Controlo remoto? Controle remote?

(Aquele aparato que controla a TV, DVD, etc., com senais infravermelas)

Brigadão!

Mark


----------



## Vanda

Mark,

Controle remoto!


----------



## moura

markew said:


> Oi gente!
> 
> Como é a tradução de "Remote Control" para o português?
> 
> Controlo remoto? Controle remote?
> 
> (Aquele aparelho que controla a TV, DVD, etc., com sinais infravermelhos)
> 
> Brigadão!
> 
> Mark


 

Olá Mark,

A tradução é "controlo remoto". Mas normalmente, chamo-lhe telecomando ou até, em termos mais informais, comando (da televisão, por exemplo).


----------



## Vanda

Acho que foi você mesmo quem já fez esta pergunta e que nós já respondemos aqui.


----------



## FloMar

Qual é a diferença entre controle e controlo?


----------



## guihenning

No Brasil diz-se “controle”, em Portugal “controlo”.

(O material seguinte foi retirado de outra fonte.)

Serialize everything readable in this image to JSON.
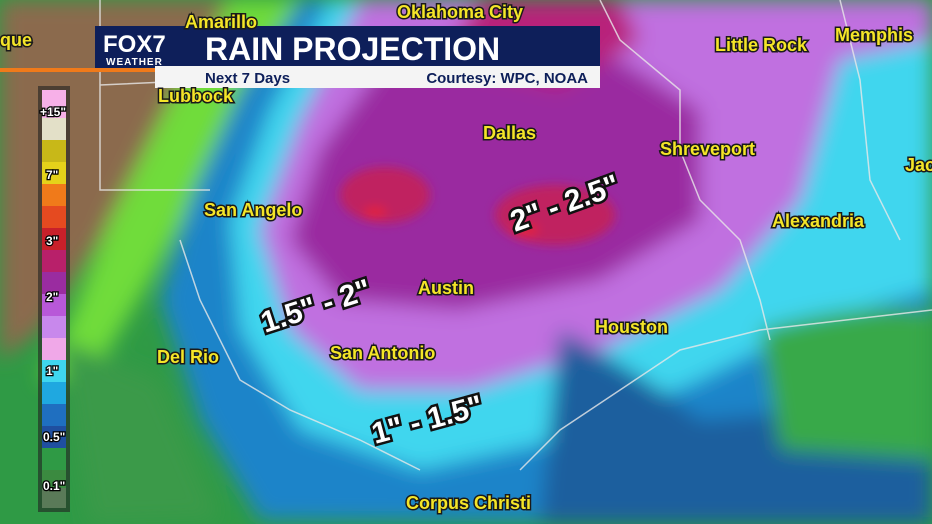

“Controlo” é também a forma da primeira pessoa do singular de “controlar” e “controle” a forma do subjuntivo da primeira e terceira pessoas do singular, mas, diferente dos substantivos, têm <o> aberto: eu _kõtrólu / que eu kõtróli_


----------



## Carfer

As duas formas são possíveis, mas, mesmo em Portugal, parece-me que a forma '_controle_' é a que predomina.


----------



## guihenning

É mesmo, Carfer? Nunca tinha visto. E o dicionário da Infopédia me manda para a definição de “controlo” se pesquiso por controle. Bom saber.


----------



## Carfer

guihenning said:


> É mesmo, Carfer? Nunca tinha visto. E o dicionário da Infopédia me manda para a definição de “controlo” se pesquiso por controle. Bom saber.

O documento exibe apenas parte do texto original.